Ngomong-ngomong tentang lomba panjat pinang yang menjadi tradisi
tahunan ini, perlu kiranya kita kritis dari segi sejarahnya, apalagi tradisi
ini berlangsung pada saat yang sakral seperti memperingati hari kemerdekaan
sebuah Negara. Apakah lebih baik jika diisi dengan kegiatan yang lebih bermakna
dalam rangka mengingat jasa para pahlawan dan syuhada.
Panjat Pinang adalah Warisan
Belanda
Menurut beberapa sumber sejarah, panjat pinang dahulu diadakan oleh
orang Belanda yang menduduki Indonesia. Mereka mengadakan panjat pinang bukan
di hari kemerdekaan, tapi di acara-acara besar mereka seperti:
hajatan, naik jabatan atau pesta pernikahan kalangannya. Orang Indonesia lah
yang disuruh untuk memanjat dan mengambil hadiah berupa sembako, bumbu dapur
dan peralatan dapur. Ada juga makanan mahal seperti keju atau pakaian seperti
kemeja, maklum dikalangan pribumi barang-barang seperti ini termasuk mewah.
Orang Belanda suka dengan panjat pinang ini karena senang melihat
orang Indonesia yang berebut memanjat hingga jatuh bangun. Lomba panjat pinang
menjadi tontonan menarik penjajah belanda.
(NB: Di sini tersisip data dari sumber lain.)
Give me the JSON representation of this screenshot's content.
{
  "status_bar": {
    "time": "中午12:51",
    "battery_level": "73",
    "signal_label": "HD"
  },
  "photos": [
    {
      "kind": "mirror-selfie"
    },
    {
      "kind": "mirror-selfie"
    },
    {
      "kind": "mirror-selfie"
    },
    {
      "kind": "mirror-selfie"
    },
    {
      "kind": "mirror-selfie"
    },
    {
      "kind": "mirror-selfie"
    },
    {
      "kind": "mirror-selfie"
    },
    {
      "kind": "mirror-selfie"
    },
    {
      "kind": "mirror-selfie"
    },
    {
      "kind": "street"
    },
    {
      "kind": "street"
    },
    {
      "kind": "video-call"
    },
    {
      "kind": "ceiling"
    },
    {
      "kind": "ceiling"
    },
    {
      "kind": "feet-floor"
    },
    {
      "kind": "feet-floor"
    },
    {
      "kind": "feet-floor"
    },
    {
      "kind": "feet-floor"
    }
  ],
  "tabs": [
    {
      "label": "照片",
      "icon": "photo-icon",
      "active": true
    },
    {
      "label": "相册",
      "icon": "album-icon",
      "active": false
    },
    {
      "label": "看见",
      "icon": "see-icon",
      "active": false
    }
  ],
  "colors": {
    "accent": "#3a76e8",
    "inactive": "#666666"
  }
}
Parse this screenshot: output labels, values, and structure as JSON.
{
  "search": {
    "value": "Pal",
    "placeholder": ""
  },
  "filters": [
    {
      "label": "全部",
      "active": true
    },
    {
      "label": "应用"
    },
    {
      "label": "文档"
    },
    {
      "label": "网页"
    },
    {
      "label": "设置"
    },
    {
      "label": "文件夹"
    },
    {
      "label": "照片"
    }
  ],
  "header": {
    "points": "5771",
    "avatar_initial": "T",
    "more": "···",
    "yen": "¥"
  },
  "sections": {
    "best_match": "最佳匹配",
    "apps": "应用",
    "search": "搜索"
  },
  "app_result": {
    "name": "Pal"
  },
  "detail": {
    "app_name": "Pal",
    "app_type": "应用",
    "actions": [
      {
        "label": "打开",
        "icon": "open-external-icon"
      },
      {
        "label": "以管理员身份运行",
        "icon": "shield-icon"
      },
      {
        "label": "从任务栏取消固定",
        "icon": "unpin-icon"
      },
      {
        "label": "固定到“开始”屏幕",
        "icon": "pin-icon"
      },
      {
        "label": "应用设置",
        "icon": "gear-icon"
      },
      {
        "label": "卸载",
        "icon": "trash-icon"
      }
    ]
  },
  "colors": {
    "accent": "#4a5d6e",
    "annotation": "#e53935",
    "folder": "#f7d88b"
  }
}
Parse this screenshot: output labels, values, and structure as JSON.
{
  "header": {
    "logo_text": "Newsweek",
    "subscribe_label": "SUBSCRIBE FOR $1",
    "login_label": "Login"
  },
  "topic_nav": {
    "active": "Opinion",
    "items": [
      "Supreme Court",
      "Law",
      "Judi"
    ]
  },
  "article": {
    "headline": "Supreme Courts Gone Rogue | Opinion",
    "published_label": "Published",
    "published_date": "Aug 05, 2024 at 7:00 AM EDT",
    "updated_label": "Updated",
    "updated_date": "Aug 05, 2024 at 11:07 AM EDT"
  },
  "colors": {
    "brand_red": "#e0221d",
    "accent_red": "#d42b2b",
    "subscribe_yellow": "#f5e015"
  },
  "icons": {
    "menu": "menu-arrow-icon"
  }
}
Prosesi panjat pinang ini memang populer di Fujian, Guangdong dan
Taiwan berkaitan dengan perayaan festival hantu . Ini dapat dimengerti dari
kondisi geografis dikawasan itu yang beriklim sub-tropis, yang masih
memungkinkan pinang atau kelapa tumbuh dan hidup. Perayaan ini tercatat pertama
kali pada masa dinasti Ming. Lumrah disebut sebagai "qiang-gu". Namun
pada masa dinasti Qing, permainan panjat pinang ini pernah dilarang pemerintah
karena sering timbul korban jiwa.
Sewaktu Taiwan berada di bawah pendudukan Jepang, panjat pinang
mulai dipraktekkan lagi di beberapa tempat di Taiwan berkaitan dengan perayaan
festival hantu. Panjat pinang masih dijadikan satu permainan tradisi di
berbagai lokasi di Taiwan. Tata cara permainan lebih kurang sama, dilakukan
beregu, dengan banyak hadiah digantungkan di atas. Namun bedanya tinggi yang
harus dipanjat bukan hanya setinggi pohon pinang, namun telah berevolusi
menjadi satu bangunan dari pohon pinang dan kayu-kayu yang puncaknya bisa
sampai 3-4 tingkat bangunan gedung. Untuk meraih juara pertama, setiap regu
harus memanjat sampai puncak untuk menurunkan gulungan merah yang dikaitkan di bagian puncak.
Prokontra Panjat Pinang
Debat kusir mengenai panjat pinang selalu
menjadi topik tahunan seiiring berlangsungnya HUT kemerdekaan RI 17 Agustus.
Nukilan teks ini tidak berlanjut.